Wednesday morning. Last day of the year, and good riddance to it. Ann Keller's funeral today, nine days after the event. That's what happens with murders like this. Suppose the time of year hasn't helped. Anyway, for whatever reason, they managed to process the corpse of PC Bathurst a little quicker. Her funeral is on Saturday morning. Herrod's will probably be on Monday. A bright start to the New Year.

Into the station at just after eight o'clock. Expect wild cheering from the studio audience that I made it in time, but silence all round. Hard little workers beavering away. Still feel as if I'm about an hour and a half late. Stopped by Ramsey as I'm about to head for the first floor. This is a man who never leaves his post.

'Aggravated assault, Sergeant. Domestic,' he says.

'No way, mate. Morrow's got to be around.'

'Already handed him a burglary on Main Street. No sign of Sergeant Harrison again, so…' he adds, looking down his list. 'Pretty much everyone's taken. You want to speak to Taylor.'

Christ. 'Aye, all right. Give you a call.'

Up the stairs. I hate domestic assaults. Am still pondering what kind of cases I actually like investigating when I walk into Taylor's office.

'Ramsey wants me to do some domestic assault thing.'

He looks up from his desk. Looks like shit. I mean, really… why bother even mentioning it? Take everyone here and stick them out on parade and it would look like a fucking zombie movie. We are all so completely fucked.

'Yes,' says Taylor, 'he does.'

'Do I have time to deal with a domestic assault?'

'Got to be done,' he says. 'Until Healy shows his hand, there isn't much for any of us to do. You got any brilliant ideas I'll go with them, but otherwise you might as well make yourself useful.'

I've thought of going on holiday. That was brilliant.

'Nope.'

'Right then,' he says, 'you might as well get it over with. You know it anyway, so you're the best person.'

'What d'you mean?'

He smiles. Don't like the look of this.

'Mr and Mrs Jenkins,' he says.

'You're pulling my fucking chain…'

He smiles, the bastard. The pen in the eye brigade that I spent a day on last week. The couple where one was as bad as the other.

'What is it this time?'

'To put none too fine a point on it – he kicked fuck out her. She's in the Victoria. He's got a bruise or two himself, so they say, but we don't know whether he did it to himself to make it look like she started it.'

'Christ.'

'Exactly. The quicker you see to it, the quicker you can get back to our user-friendly serial killer case. If you need to bring the guy in, just do it.'

'Aye, right.' Start to head out the door.

'You go to see Sergeant Harrison?'

I stop. Deep breath.
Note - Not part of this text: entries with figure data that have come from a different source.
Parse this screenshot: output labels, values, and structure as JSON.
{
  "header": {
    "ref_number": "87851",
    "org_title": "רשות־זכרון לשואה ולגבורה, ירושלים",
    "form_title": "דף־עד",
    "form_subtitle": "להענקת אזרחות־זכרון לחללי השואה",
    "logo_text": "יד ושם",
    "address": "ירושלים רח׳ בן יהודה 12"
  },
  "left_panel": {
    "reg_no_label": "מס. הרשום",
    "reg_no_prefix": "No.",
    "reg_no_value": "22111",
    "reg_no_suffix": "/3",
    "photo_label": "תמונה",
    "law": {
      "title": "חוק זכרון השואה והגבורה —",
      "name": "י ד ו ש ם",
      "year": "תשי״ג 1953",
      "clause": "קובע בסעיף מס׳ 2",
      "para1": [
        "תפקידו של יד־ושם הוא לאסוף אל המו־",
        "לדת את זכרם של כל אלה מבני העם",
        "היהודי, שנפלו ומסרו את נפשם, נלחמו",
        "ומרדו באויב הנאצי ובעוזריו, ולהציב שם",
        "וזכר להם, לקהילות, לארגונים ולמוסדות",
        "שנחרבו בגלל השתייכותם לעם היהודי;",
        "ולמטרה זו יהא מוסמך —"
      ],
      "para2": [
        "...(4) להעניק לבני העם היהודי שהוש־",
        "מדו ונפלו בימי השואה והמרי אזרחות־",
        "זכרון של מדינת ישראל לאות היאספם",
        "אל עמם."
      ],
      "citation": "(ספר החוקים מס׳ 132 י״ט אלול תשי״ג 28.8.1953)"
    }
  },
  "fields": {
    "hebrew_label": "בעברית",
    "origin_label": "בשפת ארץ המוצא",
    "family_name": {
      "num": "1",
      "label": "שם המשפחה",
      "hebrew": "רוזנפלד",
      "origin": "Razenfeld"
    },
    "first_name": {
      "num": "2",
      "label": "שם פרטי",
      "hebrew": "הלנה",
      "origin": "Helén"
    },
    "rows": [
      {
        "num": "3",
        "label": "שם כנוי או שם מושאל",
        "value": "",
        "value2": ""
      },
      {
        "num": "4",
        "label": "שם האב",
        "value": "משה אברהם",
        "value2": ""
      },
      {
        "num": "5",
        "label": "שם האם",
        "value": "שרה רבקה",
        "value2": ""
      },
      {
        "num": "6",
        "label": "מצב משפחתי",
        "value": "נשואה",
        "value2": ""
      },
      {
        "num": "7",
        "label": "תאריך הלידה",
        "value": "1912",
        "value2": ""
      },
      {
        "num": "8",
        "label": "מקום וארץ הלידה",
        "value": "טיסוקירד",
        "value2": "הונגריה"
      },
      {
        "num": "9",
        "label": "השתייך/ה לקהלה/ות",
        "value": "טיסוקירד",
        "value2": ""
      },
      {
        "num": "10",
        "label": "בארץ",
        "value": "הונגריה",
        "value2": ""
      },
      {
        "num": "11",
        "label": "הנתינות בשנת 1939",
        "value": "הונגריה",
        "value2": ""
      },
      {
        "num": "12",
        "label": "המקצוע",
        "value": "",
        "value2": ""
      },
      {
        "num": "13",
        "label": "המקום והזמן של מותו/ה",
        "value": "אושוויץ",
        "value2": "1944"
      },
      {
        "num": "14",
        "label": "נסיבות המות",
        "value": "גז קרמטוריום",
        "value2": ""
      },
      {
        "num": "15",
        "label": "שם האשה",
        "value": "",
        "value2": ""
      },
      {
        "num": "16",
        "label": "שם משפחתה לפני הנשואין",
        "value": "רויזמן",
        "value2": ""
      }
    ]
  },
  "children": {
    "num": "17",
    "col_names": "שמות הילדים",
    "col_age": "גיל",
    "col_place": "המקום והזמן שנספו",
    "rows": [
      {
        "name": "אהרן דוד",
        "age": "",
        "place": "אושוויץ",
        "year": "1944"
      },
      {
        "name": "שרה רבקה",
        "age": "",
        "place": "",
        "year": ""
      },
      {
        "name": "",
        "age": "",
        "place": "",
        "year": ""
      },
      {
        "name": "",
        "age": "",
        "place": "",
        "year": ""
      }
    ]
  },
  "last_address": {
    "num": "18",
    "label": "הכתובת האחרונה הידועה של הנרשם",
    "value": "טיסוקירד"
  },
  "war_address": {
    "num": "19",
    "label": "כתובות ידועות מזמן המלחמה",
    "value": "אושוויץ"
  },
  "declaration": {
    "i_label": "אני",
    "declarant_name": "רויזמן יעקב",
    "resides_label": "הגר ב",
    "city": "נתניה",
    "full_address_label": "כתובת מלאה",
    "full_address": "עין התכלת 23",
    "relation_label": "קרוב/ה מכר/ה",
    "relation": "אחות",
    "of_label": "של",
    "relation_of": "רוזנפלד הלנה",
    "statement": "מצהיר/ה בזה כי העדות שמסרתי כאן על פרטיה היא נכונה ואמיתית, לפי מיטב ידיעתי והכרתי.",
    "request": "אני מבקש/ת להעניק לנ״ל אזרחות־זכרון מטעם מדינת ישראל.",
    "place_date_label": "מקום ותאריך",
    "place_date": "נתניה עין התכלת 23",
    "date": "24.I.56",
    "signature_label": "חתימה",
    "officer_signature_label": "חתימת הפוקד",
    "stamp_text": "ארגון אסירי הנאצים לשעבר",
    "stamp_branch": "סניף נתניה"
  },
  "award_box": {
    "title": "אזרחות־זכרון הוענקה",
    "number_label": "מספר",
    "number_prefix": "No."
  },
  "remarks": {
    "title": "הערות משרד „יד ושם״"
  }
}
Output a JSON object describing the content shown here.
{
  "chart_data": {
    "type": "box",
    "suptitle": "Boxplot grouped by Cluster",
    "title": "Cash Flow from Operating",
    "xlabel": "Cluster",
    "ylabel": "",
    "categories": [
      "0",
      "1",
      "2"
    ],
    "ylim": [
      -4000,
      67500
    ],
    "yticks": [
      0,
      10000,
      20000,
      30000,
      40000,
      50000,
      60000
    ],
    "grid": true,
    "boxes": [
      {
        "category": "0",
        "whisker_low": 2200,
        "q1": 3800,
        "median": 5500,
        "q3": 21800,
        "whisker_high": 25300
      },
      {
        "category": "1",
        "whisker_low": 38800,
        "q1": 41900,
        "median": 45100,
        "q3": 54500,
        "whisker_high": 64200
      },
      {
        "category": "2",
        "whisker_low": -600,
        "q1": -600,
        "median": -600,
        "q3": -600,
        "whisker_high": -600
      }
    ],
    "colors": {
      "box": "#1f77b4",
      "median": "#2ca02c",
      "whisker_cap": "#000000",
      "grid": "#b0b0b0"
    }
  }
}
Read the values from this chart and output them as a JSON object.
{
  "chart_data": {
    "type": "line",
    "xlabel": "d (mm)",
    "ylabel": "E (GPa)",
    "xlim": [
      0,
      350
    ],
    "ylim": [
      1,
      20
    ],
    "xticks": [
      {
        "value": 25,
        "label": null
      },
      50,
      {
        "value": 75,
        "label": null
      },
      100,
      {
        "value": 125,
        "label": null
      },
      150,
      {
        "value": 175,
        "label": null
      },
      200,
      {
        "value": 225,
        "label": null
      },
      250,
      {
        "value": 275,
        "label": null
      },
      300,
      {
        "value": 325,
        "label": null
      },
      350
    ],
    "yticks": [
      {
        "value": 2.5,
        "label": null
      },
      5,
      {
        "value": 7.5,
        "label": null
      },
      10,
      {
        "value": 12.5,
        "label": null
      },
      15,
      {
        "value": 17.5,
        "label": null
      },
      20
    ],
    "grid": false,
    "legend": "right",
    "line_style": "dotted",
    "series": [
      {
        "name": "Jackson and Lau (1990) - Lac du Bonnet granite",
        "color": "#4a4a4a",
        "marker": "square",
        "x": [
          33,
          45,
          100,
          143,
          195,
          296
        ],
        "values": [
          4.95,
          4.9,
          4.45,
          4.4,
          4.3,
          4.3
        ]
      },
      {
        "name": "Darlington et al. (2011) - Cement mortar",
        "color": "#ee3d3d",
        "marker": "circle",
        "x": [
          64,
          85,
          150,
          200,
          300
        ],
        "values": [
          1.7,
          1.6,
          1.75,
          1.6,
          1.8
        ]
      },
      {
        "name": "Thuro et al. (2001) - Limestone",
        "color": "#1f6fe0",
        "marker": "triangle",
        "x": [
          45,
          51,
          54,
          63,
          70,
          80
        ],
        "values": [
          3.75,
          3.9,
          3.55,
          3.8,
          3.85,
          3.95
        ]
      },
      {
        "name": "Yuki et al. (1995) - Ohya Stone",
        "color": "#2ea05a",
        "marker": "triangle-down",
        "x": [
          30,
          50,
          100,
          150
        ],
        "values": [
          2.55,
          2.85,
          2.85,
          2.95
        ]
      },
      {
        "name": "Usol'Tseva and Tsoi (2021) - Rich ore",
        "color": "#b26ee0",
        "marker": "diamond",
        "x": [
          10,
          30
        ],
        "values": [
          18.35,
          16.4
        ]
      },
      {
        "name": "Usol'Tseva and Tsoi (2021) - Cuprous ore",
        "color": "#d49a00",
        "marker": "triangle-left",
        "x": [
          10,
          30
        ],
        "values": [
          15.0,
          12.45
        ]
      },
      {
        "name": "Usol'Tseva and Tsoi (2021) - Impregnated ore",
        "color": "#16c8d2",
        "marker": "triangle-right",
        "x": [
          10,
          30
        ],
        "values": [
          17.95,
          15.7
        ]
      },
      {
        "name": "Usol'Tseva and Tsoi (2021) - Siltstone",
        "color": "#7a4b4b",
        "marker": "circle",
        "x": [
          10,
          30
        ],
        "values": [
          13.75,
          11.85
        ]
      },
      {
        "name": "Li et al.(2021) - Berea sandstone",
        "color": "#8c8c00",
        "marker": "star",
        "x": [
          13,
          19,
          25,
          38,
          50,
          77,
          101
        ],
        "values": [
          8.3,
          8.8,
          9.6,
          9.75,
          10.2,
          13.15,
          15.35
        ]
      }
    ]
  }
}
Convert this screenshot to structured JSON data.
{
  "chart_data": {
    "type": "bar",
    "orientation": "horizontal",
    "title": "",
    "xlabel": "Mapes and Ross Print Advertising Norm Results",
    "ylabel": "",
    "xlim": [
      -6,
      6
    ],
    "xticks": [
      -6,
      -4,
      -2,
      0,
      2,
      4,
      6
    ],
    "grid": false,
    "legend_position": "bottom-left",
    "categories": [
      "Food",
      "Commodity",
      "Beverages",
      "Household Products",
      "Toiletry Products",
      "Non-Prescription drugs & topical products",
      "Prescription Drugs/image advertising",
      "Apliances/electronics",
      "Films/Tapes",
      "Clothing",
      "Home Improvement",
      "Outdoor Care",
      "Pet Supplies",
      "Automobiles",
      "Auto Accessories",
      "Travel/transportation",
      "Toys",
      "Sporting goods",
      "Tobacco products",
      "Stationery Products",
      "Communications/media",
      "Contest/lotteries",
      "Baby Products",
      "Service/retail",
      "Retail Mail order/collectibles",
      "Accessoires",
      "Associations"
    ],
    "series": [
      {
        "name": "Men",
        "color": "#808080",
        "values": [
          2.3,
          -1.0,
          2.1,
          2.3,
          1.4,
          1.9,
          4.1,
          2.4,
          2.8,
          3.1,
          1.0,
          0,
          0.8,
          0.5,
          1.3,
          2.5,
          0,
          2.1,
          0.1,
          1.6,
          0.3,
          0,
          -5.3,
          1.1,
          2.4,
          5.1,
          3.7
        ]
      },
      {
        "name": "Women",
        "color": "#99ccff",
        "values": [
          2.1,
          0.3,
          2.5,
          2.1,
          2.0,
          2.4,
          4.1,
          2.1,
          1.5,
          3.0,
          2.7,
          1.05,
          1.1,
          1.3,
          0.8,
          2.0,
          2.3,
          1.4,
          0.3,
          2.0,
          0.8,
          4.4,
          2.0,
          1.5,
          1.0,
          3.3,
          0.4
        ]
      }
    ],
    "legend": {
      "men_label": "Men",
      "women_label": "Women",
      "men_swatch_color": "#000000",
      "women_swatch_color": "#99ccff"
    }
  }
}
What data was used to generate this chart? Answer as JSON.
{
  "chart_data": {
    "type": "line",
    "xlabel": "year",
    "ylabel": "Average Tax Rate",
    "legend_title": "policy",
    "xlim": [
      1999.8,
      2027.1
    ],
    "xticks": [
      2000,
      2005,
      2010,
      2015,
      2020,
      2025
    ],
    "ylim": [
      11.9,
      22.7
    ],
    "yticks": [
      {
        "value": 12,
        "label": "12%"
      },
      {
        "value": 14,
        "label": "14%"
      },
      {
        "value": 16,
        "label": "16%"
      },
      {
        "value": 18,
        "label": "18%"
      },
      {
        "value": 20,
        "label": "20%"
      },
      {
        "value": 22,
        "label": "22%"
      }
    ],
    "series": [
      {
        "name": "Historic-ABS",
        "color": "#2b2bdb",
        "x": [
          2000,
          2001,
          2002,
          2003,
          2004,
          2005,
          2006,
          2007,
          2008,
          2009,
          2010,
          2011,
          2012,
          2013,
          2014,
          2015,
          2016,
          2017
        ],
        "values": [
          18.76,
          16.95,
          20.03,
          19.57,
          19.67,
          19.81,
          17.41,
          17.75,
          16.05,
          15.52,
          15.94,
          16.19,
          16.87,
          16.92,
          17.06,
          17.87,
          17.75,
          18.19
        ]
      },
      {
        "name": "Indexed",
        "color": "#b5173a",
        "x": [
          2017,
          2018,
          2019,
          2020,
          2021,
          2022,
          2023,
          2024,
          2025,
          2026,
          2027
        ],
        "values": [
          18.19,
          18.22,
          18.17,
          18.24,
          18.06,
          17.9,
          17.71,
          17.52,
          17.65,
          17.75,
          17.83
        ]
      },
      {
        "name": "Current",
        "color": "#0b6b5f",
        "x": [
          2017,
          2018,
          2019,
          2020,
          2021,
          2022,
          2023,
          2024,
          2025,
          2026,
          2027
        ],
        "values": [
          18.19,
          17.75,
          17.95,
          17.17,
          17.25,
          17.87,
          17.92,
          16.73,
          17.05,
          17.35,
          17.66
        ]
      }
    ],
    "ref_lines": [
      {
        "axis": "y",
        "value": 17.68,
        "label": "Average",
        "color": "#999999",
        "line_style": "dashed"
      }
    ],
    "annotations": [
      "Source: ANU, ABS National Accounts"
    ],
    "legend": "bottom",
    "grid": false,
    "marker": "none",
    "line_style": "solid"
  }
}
Turn round. I hadn't been sure what I was going to say at this moment, so I intentionally didn't give it a moment's thought. I have nothing.

'Yes.'

I don't add to that, as if by presenting him with silence he'll decide to let me walk out without asking any further questions.

'You seem reticent,' he says, dryly addressing my silence. 'I presume you slept with her, despite her life-threatening illness?'

Funny. I wish I had. The other reason I hadn't been thinking about her, of course, was because I was a complete and utter shit and walked out on her without giving her the merest quantum of solace. Of all the times I've been a complete bastard with women… well, that's probably in the top five. Although some of the others might dispute that.

'Didn't sleep with her,' I say.

He makes a face like he's impressed. I keep the colourful retort to myself.